The ageing placenta and still birth (#275)

Kaushik Maiti 1 , Fernanda Gravina 1 , Maria Bowman 1 , Robert Aitken 2 , Roger Smith 1
  1. MBRC, John Hunter Hospital, New Lambton, NSW, Australia
  2. School of Environmental and Life Sciences, Discipline of Biological Sciences, University of Newcastle, Newcastle, NSW, Australia

Back ground: Almost 1% of pregnancies end in still-birth, amounting to 2188 dead babies in Australia in 2008 (AIHW national perinatal statistic report, 2008), where the fetus is discovered to be dead, usually without warning and, in most cases without an identifiable cause. Globally, there are three million stillbirths each year.

Hypothesis: We propose the novel hypothesis that unexplained intrauterine death is related to placental aging.
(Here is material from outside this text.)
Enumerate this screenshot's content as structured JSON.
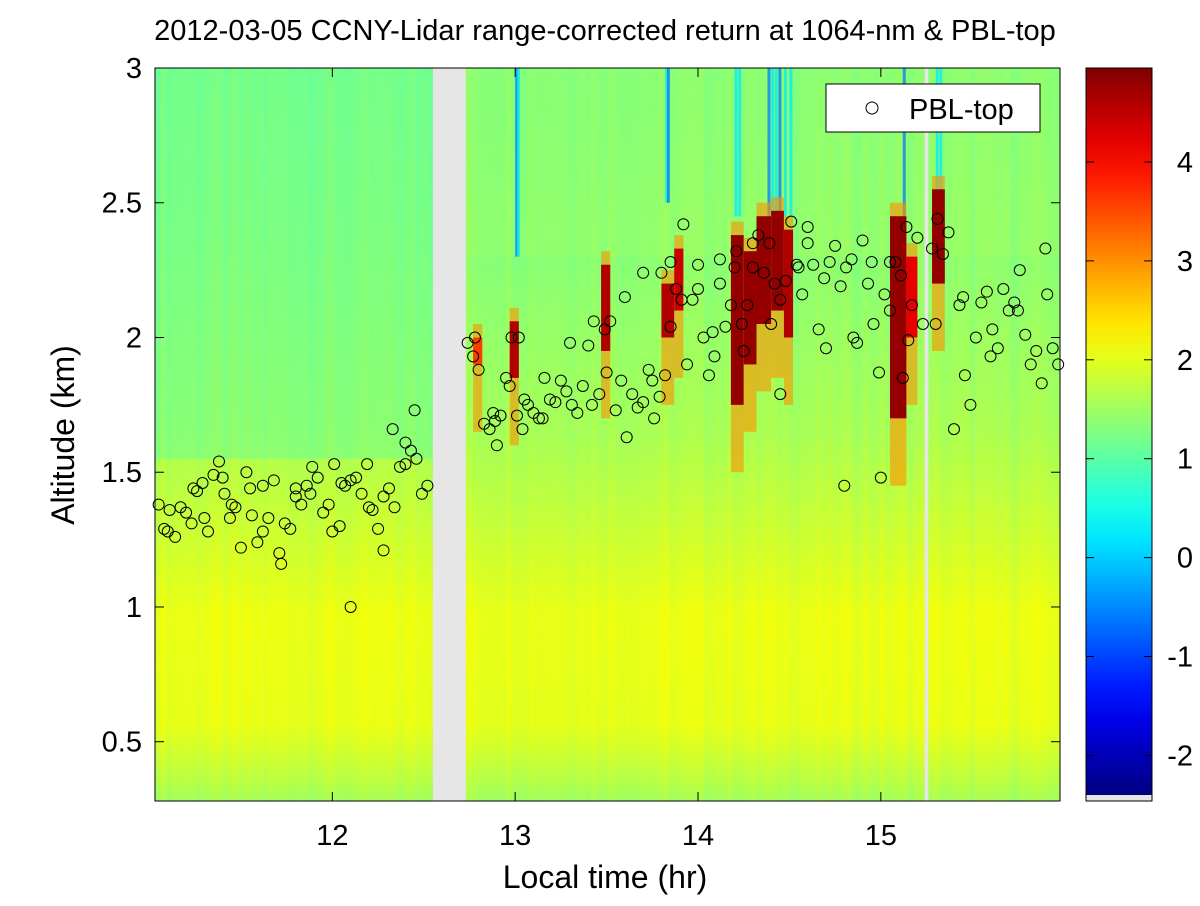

Experimental Design: We have tried to compare biochemical sign of ageing between term and post-dated placentas.-We have collected placental tissues from normal term and post-dated (more than 41weeks) caesarean section. Some of placentas were frozen in liquid nitrogen for extraction of protein and some were fixed in paraformaldehyde for preparation of paraffin block.We have checked for sign of oxidative damage in protein and DNA in placental samples due to ageing. We also examined the length of telomere which is found to shorten due to ageing, in placentas by real time PCR. Additionally we have checked acetylation of histone-3 in placental samples by westernblot. We also investigated the accumulation of lysosome by specific marker lamp-2 and by immunohistochemistry in placental tissue sections.
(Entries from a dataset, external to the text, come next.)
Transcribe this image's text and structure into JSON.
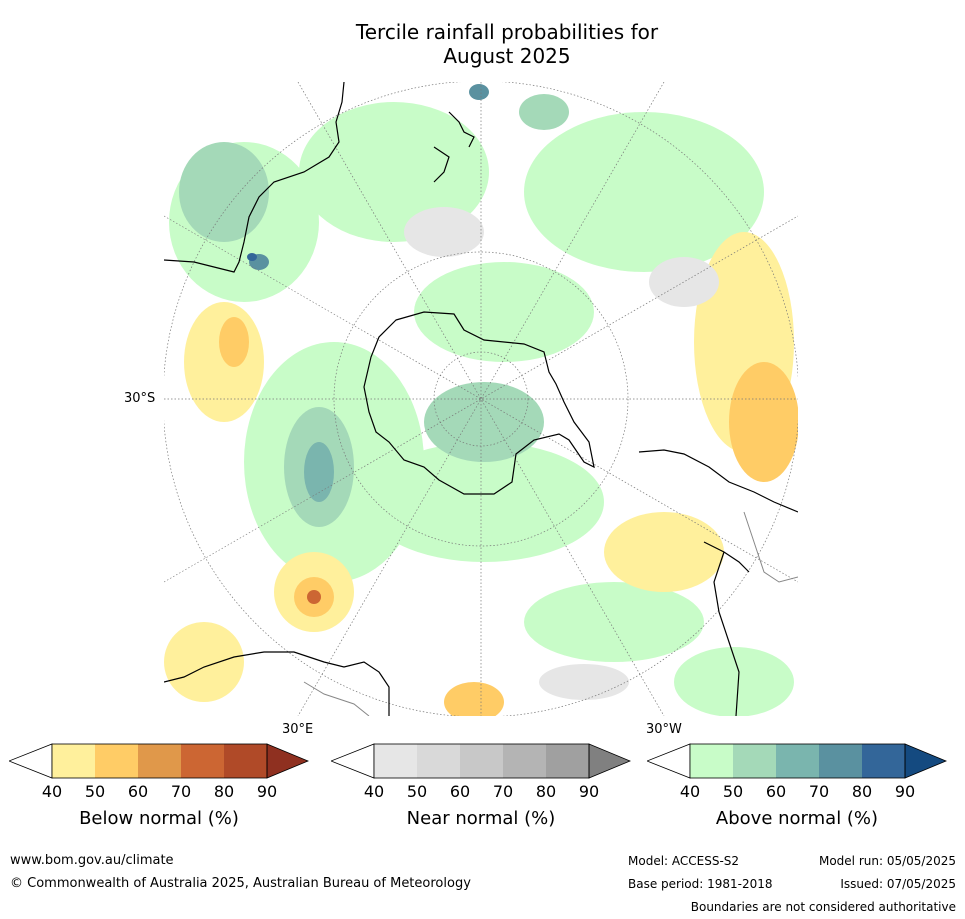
{
  "title_line1": "Tercile rainfall probabilities for",
  "title_line2": "August 2025",
  "map": {
    "lat_label": "30°S",
    "lon_label_east": "30°E",
    "lon_label_west": "30°W"
  },
  "colorbars": [
    {
      "title": "Below normal (%)",
      "ticks": [
        "40",
        "50",
        "60",
        "70",
        "80",
        "90"
      ],
      "colors": [
        "#fff09c",
        "#ffcc66",
        "#e0984a",
        "#cc6633",
        "#b04a28",
        "#8f3020"
      ]
    },
    {
      "title": "Near normal (%)",
      "ticks": [
        "40",
        "50",
        "60",
        "70",
        "80",
        "90"
      ],
      "colors": [
        "#e6e6e6",
        "#d9d9d9",
        "#c8c8c8",
        "#b4b4b4",
        "#a0a0a0",
        "#808080"
      ]
    },
    {
      "title": "Above normal (%)",
      "ticks": [
        "40",
        "50",
        "60",
        "70",
        "80",
        "90"
      ],
      "colors": [
        "#c8fcc8",
        "#a4d9b8",
        "#7ab5ae",
        "#5a91a0",
        "#336699",
        "#144a80"
      ]
    }
  ],
  "footer": {
    "website": "www.bom.gov.au/climate",
    "copyright": "© Commonwealth of Australia 2025, Australian Bureau of Meteorology",
    "model": "Model: ACCESS-S2",
    "model_run": "Model run: 05/05/2025",
    "base_period": "Base period: 1981-2018",
    "issued": "Issued: 07/05/2025",
    "disclaimer": "Boundaries are not considered authoritative"
  }
}
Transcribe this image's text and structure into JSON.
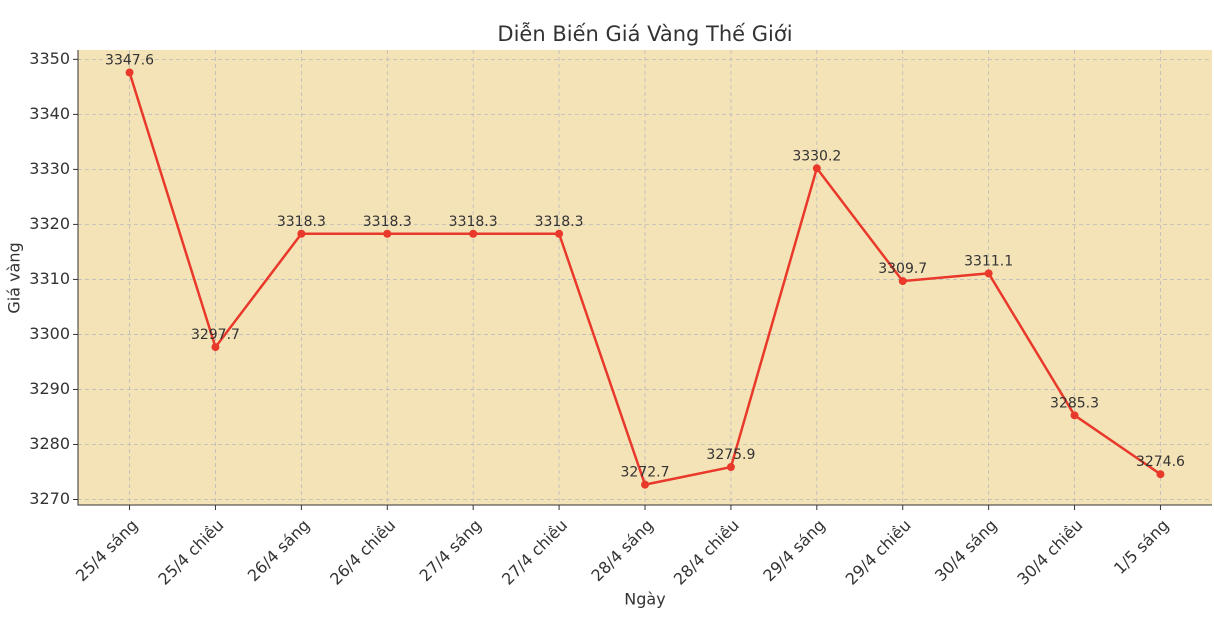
{
  "chart_data": {
    "type": "line",
    "title": "Diễn Biến Giá Vàng Thế Giới",
    "x_label": "Ngày",
    "y_label": "Giá vàng",
    "categories": [
      "25/4 sáng",
      "25/4 chiều",
      "26/4 sáng",
      "26/4 chiều",
      "27/4 sáng",
      "27/4 chiều",
      "28/4 sáng",
      "28/4 chiều",
      "29/4 sáng",
      "29/4 chiều",
      "30/4 sáng",
      "30/4 chiều",
      "1/5 sáng"
    ],
    "series": [
      {
        "name": "Giá vàng",
        "color": "#e8392b",
        "values": [
          3347.6,
          3297.7,
          3318.3,
          3318.3,
          3318.3,
          3318.3,
          3272.7,
          3275.9,
          3330.2,
          3309.7,
          3311.1,
          3285.3,
          3274.6
        ]
      }
    ],
    "ylim": [
      3269,
      3351.7
    ],
    "yticks": [
      3270,
      3280,
      3290,
      3300,
      3310,
      3320,
      3330,
      3340,
      3350
    ],
    "grid": true,
    "background": "#f5e3b8"
  }
}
Results: The Oxyblot showed that post-dated placentas (n=5) have higher levels of oxidised proteins than term placentas (n=5). We have also detected oxidised DNA by using an antibody against 8-hydroxy guanosine and fluorescent immunohistochemistry. Post-dated placentas showed higher DNA damage than term placentas. Real time PCR data showed that telomere lenghth is significantly shorter in post-dated (n=9) than term placentas (n=11). Additionally, we found that lysosome is accumulated in the basal part of syncitio-trophoblast and colocalized with mammalian target of rapamycin  (mTOR) in post-dated placentas. The last phenomenon is very common to cellular ageing.

Conclusion: Overall our data showed considerable sign of ageing in post-dated placentas. We think that ageing placenta is unable provide to nutrition, gas and immunological support to growing fetus. This study may help us to provide an insight to unexplained stillbirth.